I swallow too and move closer, our chests melting together. “What else?”
“There doesn’t need to be a winner and a loser. You just have to care how the other person feels. You have to care more about them than you do about being right.”
“This doesn’t sound like fighting,” I tell him.
“This information came straight from Hank,” he says.
I can’t help but smile. “Then I guess we’d better trust it.”
“Do you want to try?” he says.
“Something minor?” I say.
He nods.
“You load the dishwasher wrong,” I say.
He breaks into a smile. “Wrong?”
“Fine, not wrong,” I say. “But in a way that I hate.”
His smile splits open on an exhalation of laughter. “Go on. Don’t hold back.”
“You fill the bottom rack too full,” I say, “and the water can’t get to the top rack. And you don’t rinse things well enough, so even when everything does get soaped, there’s still, like, full pieces of cereal stuck inside the bowls.”
He fights his way back to a somber expression. “I’m sorry,” he says. “You’re right. I hurry when I do the dishes, and it ends up making more work. What else?”
“I don’t like when you downplay your intelligence.”
“I’m working on that,” he says. “And honestly, the medicine helps. So does feeling good at my job.”
My rib cage seems to shrink, or else my heart grows. “Good. You should be at least a fraction as proud of yourself as I am of you.”
“Those,” he says quietly, smiling, “are not fighting words.”
“That’s because it’s your turn,” I say. “You’re mad at me too.”
“I am?” he says.
“Furious,” I say.
He squeezes me to him. “Furious,” he breathes. “About what again?”
Sabrina’s words replay in my head: You’re losing the love of your life because you’re too indecisive to just pick a wedding date . . . Parth saw what Wyn wrote . . . you sat there and let your life happen to you instead of fighting for what you want.

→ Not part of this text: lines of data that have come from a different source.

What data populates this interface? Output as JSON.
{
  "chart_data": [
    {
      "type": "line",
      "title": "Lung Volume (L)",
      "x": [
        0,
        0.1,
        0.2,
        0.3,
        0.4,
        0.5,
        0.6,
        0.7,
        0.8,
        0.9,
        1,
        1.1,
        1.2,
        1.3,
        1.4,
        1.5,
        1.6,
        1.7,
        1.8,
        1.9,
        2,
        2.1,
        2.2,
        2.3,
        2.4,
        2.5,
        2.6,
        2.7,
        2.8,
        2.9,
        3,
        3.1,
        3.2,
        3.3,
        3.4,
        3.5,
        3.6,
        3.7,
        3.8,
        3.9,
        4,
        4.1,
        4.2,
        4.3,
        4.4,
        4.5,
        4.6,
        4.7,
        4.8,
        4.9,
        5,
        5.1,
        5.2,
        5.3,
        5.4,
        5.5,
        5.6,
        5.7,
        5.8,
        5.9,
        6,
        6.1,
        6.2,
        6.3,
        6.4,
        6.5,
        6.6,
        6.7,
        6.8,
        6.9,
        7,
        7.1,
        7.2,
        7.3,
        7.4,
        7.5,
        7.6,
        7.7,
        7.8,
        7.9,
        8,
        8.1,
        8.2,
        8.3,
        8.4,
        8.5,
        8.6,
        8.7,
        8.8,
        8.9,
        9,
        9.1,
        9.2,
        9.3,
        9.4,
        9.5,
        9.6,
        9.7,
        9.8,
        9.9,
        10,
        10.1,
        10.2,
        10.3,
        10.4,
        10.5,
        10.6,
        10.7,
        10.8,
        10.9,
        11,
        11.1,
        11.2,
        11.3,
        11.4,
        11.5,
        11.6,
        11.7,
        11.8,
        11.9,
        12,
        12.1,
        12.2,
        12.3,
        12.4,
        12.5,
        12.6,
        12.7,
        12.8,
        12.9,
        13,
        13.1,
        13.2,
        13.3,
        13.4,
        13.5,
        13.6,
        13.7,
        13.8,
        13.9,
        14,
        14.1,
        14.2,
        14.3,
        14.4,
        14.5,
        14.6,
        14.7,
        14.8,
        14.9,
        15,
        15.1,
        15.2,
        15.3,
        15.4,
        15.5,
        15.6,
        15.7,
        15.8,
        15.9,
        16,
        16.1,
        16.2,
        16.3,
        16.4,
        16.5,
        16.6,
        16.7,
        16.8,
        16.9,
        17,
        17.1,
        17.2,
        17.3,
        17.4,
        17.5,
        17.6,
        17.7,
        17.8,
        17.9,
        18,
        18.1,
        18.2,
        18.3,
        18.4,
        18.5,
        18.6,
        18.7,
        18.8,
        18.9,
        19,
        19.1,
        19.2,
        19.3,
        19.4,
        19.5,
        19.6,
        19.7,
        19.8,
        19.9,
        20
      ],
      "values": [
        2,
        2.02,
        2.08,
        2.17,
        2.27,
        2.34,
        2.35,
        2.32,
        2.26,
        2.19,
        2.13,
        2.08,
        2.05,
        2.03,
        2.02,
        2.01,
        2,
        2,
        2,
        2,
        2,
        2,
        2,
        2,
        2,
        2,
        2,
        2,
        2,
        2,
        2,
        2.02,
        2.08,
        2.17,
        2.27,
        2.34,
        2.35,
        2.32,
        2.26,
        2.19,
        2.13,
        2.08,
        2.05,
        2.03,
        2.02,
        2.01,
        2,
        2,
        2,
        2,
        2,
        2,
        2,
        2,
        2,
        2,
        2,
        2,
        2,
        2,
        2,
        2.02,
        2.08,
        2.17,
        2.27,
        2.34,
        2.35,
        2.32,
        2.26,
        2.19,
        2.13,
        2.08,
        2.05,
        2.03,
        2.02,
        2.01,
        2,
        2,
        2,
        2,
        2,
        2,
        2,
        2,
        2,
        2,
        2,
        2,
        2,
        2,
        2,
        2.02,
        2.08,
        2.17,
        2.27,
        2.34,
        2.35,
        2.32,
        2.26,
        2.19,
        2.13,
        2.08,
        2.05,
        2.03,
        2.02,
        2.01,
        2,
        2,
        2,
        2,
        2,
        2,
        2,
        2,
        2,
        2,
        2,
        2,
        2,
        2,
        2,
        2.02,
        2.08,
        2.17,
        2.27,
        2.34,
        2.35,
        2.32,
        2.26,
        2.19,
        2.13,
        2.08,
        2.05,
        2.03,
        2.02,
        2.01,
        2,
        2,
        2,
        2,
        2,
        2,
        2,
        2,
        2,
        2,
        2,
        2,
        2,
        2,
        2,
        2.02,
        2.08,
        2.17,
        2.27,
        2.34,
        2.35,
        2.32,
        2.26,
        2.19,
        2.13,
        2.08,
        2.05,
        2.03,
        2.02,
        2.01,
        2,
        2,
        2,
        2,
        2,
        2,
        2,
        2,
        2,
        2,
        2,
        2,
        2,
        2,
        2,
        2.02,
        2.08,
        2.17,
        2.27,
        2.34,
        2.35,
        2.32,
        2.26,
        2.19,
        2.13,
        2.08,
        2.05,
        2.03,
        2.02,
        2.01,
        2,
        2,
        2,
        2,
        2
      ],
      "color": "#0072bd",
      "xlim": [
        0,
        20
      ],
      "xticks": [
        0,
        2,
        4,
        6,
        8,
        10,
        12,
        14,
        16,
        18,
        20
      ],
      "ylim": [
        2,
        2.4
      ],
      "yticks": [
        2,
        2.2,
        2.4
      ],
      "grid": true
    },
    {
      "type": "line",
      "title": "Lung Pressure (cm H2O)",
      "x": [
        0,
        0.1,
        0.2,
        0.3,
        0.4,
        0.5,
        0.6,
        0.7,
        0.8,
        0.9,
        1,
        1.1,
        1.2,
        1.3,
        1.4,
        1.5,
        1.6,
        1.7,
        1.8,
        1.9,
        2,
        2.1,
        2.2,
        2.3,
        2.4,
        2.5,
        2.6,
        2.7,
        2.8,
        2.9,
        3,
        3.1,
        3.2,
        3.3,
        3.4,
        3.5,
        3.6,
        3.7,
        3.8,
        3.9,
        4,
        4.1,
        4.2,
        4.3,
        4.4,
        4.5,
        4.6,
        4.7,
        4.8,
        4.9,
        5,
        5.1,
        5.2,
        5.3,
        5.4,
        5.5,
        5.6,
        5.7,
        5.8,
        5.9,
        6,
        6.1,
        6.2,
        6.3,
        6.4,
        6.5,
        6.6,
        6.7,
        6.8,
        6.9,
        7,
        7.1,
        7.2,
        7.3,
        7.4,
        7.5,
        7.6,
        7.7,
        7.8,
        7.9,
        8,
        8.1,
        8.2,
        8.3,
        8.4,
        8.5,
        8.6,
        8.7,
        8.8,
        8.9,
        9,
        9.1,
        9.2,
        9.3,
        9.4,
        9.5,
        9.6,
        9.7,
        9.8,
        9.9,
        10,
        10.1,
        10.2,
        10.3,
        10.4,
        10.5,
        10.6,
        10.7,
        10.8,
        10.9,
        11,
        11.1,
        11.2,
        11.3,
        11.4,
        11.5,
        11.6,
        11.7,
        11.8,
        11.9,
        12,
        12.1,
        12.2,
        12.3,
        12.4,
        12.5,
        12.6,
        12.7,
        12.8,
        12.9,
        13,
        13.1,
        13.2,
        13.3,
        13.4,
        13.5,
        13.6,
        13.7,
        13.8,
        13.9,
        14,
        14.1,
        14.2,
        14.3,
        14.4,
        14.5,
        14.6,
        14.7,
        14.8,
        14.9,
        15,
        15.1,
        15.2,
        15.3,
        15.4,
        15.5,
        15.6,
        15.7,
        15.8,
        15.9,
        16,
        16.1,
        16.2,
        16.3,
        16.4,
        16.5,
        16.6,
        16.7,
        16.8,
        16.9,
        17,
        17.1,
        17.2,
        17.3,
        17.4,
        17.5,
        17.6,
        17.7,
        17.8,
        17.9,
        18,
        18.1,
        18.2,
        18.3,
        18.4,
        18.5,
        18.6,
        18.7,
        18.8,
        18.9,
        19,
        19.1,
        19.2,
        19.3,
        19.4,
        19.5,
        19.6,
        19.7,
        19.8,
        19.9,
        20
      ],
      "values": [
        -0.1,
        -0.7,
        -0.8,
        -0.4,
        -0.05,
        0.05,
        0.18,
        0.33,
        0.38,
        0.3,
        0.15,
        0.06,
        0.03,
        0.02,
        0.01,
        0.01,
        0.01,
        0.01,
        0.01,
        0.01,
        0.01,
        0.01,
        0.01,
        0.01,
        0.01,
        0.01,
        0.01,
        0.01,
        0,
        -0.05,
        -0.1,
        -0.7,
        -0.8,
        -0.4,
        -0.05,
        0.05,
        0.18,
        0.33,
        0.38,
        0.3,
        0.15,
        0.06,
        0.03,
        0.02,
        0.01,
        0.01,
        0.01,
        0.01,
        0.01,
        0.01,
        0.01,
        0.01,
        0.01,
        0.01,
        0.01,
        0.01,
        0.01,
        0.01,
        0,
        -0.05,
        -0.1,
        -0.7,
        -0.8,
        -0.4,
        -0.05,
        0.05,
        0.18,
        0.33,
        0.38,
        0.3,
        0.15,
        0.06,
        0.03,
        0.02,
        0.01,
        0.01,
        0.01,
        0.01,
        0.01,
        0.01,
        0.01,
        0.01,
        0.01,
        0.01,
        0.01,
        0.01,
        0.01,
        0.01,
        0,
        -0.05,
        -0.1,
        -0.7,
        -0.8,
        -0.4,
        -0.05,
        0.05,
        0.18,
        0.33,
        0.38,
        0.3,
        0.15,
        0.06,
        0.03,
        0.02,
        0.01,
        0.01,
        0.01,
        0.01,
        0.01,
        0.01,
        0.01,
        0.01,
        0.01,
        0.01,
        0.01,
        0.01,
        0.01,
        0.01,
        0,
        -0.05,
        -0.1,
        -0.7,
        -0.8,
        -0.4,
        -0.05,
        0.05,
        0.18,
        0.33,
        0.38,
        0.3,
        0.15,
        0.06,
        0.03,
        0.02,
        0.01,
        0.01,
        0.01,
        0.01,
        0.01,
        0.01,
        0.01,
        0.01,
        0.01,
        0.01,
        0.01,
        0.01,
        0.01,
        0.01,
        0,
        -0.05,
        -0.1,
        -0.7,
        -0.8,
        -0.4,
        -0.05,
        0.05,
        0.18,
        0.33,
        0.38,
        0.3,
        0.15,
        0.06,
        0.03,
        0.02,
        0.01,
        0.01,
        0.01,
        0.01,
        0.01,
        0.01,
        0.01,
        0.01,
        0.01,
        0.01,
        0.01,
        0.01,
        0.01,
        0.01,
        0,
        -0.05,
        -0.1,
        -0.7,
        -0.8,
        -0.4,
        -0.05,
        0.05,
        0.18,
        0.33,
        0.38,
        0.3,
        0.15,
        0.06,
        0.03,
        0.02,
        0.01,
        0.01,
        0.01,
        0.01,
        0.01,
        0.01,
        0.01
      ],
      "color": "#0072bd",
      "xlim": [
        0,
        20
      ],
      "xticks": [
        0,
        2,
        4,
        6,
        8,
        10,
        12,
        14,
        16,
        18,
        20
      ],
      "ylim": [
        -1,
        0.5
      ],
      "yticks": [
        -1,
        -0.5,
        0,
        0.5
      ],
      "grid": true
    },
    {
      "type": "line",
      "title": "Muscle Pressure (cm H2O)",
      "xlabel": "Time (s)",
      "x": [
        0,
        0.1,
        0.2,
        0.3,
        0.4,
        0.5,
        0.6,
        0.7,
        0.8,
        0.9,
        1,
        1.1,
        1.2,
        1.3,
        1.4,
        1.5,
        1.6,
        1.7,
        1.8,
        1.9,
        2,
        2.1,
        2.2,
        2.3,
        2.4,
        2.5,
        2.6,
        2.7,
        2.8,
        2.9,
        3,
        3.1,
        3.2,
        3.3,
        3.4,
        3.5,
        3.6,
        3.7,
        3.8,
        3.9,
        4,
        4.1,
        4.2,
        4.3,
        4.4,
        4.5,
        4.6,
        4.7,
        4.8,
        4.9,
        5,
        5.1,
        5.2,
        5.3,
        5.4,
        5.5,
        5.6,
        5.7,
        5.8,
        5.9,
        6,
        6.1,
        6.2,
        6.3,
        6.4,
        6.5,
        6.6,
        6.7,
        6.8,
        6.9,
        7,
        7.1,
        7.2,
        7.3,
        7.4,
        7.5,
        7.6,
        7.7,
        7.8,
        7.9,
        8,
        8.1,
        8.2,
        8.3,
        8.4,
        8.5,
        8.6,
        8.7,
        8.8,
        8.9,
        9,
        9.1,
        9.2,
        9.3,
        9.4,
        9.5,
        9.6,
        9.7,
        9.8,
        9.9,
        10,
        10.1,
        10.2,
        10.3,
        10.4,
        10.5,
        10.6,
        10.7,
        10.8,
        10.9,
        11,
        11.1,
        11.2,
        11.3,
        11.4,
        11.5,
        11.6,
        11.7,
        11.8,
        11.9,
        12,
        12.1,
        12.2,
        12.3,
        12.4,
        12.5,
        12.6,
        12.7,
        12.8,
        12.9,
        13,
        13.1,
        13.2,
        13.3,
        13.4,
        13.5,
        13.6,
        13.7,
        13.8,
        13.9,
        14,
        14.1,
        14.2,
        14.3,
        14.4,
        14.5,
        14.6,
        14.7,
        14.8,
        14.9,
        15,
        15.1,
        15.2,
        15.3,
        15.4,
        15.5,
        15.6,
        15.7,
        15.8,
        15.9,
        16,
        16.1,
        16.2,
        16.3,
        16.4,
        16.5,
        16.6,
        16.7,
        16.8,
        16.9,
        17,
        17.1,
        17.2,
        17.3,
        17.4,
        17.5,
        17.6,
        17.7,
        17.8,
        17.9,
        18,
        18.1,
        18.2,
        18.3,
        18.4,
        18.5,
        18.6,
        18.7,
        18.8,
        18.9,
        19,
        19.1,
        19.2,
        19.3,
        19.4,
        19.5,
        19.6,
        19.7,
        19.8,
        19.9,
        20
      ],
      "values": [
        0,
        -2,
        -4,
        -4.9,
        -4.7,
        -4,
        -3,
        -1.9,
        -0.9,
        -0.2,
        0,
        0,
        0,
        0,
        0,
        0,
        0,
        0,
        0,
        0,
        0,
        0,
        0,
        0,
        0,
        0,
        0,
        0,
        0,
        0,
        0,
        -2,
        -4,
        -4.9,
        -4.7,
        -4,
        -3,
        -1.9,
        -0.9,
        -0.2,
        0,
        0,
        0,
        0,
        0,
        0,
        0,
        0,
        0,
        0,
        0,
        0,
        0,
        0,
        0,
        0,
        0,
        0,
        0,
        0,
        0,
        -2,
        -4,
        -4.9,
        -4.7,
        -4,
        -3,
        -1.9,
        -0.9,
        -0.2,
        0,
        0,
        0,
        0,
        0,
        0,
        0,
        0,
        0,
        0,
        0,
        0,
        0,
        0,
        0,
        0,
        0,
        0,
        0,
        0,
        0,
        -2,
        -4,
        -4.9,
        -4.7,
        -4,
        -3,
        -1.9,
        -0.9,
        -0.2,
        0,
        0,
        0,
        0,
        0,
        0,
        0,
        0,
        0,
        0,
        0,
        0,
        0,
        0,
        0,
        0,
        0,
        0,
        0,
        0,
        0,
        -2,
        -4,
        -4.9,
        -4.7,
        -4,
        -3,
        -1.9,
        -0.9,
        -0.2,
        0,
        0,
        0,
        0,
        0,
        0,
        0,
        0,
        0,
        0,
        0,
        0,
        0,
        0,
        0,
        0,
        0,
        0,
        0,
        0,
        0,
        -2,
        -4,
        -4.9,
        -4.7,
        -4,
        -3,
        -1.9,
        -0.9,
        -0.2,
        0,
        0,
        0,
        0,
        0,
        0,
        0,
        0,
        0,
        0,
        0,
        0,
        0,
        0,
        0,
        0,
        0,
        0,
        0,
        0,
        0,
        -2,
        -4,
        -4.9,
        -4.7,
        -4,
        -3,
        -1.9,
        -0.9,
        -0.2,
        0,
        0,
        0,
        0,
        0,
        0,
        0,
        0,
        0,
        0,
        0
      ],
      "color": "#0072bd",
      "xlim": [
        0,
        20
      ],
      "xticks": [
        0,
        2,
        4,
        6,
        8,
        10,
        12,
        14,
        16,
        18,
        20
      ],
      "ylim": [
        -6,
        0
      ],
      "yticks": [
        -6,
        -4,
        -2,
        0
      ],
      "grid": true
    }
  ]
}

My stomach flip-flops. “Maybe because of the wedding.”
“What wedding?” he says.
“Ours,” I say.
“We didn’t have one,” he says.
“And maybe you think I didn’t care,” I say. “Or that I was afraid to commit to you, and that’s why I couldn’t make any decisions. Maybe you think I was intentionally putting it off.”
He swallows, murmurs, “Weren’t you?”
My head swims at the confirmation, the final piece of the puzzle clicking into place, five months too late. Tears gloss my eyes.
It wasn’t one moment when everything went wrong, when I failed him, when we lost each other. There were dozens, on either side. Missed signs. Dropped lines.
It fucking hurts to realize it. To understand that I made him think I didn’t want him.
“I was trying to be easy, Wyn,” I choke out. “You were so unhappy. And I didn’t want to rush you while you were mourning. I didn’t want to need you when you were in so much pain, so I pretended I was fine. I was scared that if you realized what a wreck I was, you wouldn’t want me, so I pushed you away.”
His mouth softens, but his fingers draw tight. “Harriet,” he says, all rough tenderness, the exact contradiction of Wyn Connor, funneled into one spoken word. “I always want you.”
It takes me a second to get anything out. “Another thing I’m mad about . . . I hate when I hurt your feelings and you don’t tell me, so I have to try to guess what I did and how to fix it. Like tonight.”
“Tonight?” he asks.
“When we got back in the car. You wouldn’t even look at me.”
“Shit, Harriet,” he says. “I was just embarrassed. About this entire fucking week. About dragging you into this situation when it turns out there was no good reason.”
“But when you don’t tell me what’s wrong, I assume things, Wyn,” I say. “And it’s all I can think about. That I’ve messed things up.”
“That’s not healthy,” he says.
“I know, but it’s the truth,” I say.
“Well, I don’t like that,” he says. “You should know you’re safe with me. You shouldn’t spend every moment second-guessing how I feel when I’ve spent eight years telling you outright.”